The Fate of Movie TheatersHollywood finds itself in a battle: movie theaters vs. home viewing. The May 2008 edition of the All Media Revenue Report said that through 1980, 55% of total revenue for studios came from movie theaters. As of 2007, only 20% of total revenue comes from movie theaters. Over the last two decades the increase of DVDs, Blu-rays, pay-per-view, and cable channels amongst other outlets have decreased the movie enthusiast’s desire to see movies in the theater.

Typically movies experience a time lapse between their original appearances in the theater and when they are available on DVD and pay-per-view, shortly followed by TV channels that air the movie for free. In the beginning of 2000, this changed again when high DVD sales pushed studios (starting with Warner Bros.) to release DVD versions of the movies during high purchase times between Thanksgiving and Christmas. The window between theater and DVD release shortened to three-four months. With advertising on the internet, studios began announcing DVD releases of movies that were still in theaters and the window shrank again.

Through all of this, movie theaters faced dwindling numbers and raised concession stand prices higher to make up for the loss. They also began to shorten the run time of movies. Once again, the window shrank. It has stirred debate among members of the movie community that while DVD sales are up, the lack of press and movie views in theaters will crack Hollywood at its very foundation. They wonder if the window will exist at all in the future.

Hollywood is not the only contender in this debate. Japan has a growing amount of impact with companies like Sony and Matsuhita that emerged in the 1970s. Through innovative technology, they made video watching easy and accessible to home audiences. Even then Hollywood knew how dangerous this could be for their revenues and spent years in court trying to stop their sales in the U.S.

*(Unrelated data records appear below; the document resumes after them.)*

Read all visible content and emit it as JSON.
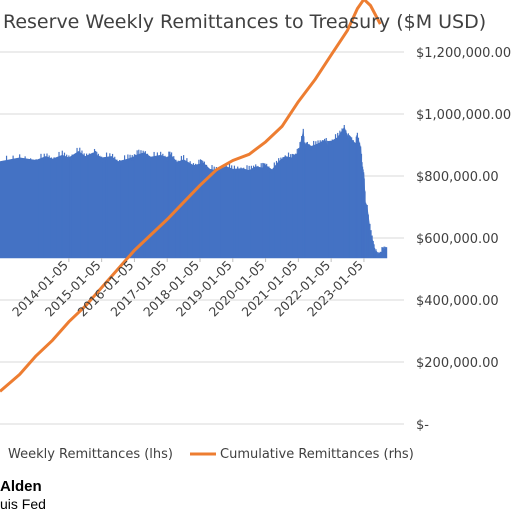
{
  "chart_data": {
    "type": "bar",
    "title": "Reserve Weekly Remittances to Treasury ($M USD)",
    "x_tick_labels": [
      "2014-01-05",
      "2015-01-05",
      "2016-01-05",
      "2017-01-05",
      "2018-01-05",
      "2019-01-05",
      "2020-01-05",
      "2021-01-05",
      "2022-01-05",
      "2023-01-05"
    ],
    "x_tick_dates": [
      2014,
      2015,
      2016,
      2017,
      2018,
      2019,
      2020,
      2021,
      2022,
      2023
    ],
    "x_range": [
      2011.9,
      2024.1
    ],
    "rhs_axis": {
      "tick_labels": [
        "$-",
        "$200,000.00",
        "$400,000.00",
        "$600,000.00",
        "$800,000.00",
        "$1,000,000.00",
        "$1,200,000.00"
      ],
      "tick_values": [
        0,
        200000,
        400000,
        600000,
        800000,
        1000000,
        1200000
      ],
      "range": [
        0,
        1200000
      ]
    },
    "grid": true,
    "legend_position": "bottom",
    "series": [
      {
        "name": "Weekly Remittances (lhs)",
        "axis": "lhs",
        "color": "#4472C4",
        "type": "area",
        "x": [
          2011.9,
          2012.5,
          2013.0,
          2013.3,
          2013.5,
          2013.8,
          2014.0,
          2014.3,
          2014.5,
          2014.75,
          2014.85,
          2015.0,
          2015.3,
          2015.5,
          2015.8,
          2016.0,
          2016.1,
          2016.3,
          2016.5,
          2016.8,
          2017.0,
          2017.1,
          2017.3,
          2017.5,
          2017.8,
          2018.0,
          2018.1,
          2018.3,
          2018.5,
          2018.8,
          2019.0,
          2019.3,
          2019.5,
          2019.7,
          2019.9,
          2020.0,
          2020.2,
          2020.4,
          2020.6,
          2020.8,
          2020.9,
          2021.0,
          2021.15,
          2021.2,
          2021.25,
          2021.4,
          2021.6,
          2021.8,
          2021.9,
          2022.0,
          2022.2,
          2022.4,
          2022.55,
          2022.6,
          2022.75,
          2022.8,
          2022.9,
          2022.95,
          2023.0,
          2023.05,
          2023.1,
          2023.2,
          2023.3,
          2023.35,
          2023.4,
          2023.5,
          2023.6,
          2023.7
        ],
        "values": [
          760000,
          790000,
          770000,
          800000,
          780000,
          810000,
          790000,
          840000,
          800000,
          830000,
          810000,
          790000,
          800000,
          760000,
          780000,
          800000,
          815000,
          830000,
          795000,
          810000,
          790000,
          815000,
          755000,
          775000,
          730000,
          740000,
          750000,
          700000,
          690000,
          720000,
          700000,
          705000,
          690000,
          720000,
          710000,
          730000,
          695000,
          760000,
          800000,
          790000,
          810000,
          830000,
          1000000,
          850000,
          900000,
          880000,
          900000,
          930000,
          890000,
          920000,
          950000,
          1030000,
          930000,
          940000,
          900000,
          960000,
          870000,
          700000,
          660000,
          400000,
          400000,
          200000,
          100000,
          40000,
          20000,
          40000,
          60000,
          80000
        ]
      },
      {
        "name": "Cumulative Remittances (rhs)",
        "axis": "rhs",
        "color": "#ED7D31",
        "type": "line",
        "x": [
          2011.9,
          2012.5,
          2013.0,
          2013.5,
          2014.0,
          2014.5,
          2015.0,
          2015.5,
          2016.0,
          2016.5,
          2017.0,
          2017.5,
          2018.0,
          2018.5,
          2019.0,
          2019.5,
          2020.0,
          2020.5,
          2021.0,
          2021.5,
          2022.0,
          2022.5,
          2022.8,
          2023.0,
          2023.2,
          2023.5
        ],
        "values": [
          105000,
          160000,
          220000,
          270000,
          330000,
          380000,
          440000,
          500000,
          560000,
          610000,
          660000,
          715000,
          770000,
          820000,
          850000,
          870000,
          910000,
          960000,
          1040000,
          1110000,
          1190000,
          1270000,
          1340000,
          1370000,
          1350000,
          1290000
        ]
      }
    ],
    "credits": {
      "author": "Alden",
      "source": "uis Fed"
    }
  }
}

With the VCR came video rental stores and again Hollywood made changes. Instead of making films for theaters, they began making films for VHS. Action-packed scenes geared towards a younger audience took precedence while dialogue-driven films took a backseat.

The 1990s brought another change: with the invention of the DVD came fears of how Hollywood would adept to the digital age. Japanese companies were now part owners of major film studios like Warner Bros. With this power, they ensured that enough movies existed to place in a DVD format and sell to the at-home audience. Unlike VHS, DVDs were playable on multiple devices, such as gaming consoles and computers. The places to watch movies had spread.

DVD sales soared and stores everywhere cleared shelf-space for movies. Time Warner, Sony, Fox, Viacom, Disney, and Universal dominated the market. With the success of DVDs, original series (like The Sopranos and Mad Men) also found a market. DVDs furthered their appeal by offering interactive features.

In 2005, the paradigm shifted once more with the introduction of Blu-ray. Home video viewing quality increased and now TVs offered HD to increase the details in movie-watching. With other viewing options, like PlayStation, viewers were not only connected to the movie, but to the internet and gaming as well.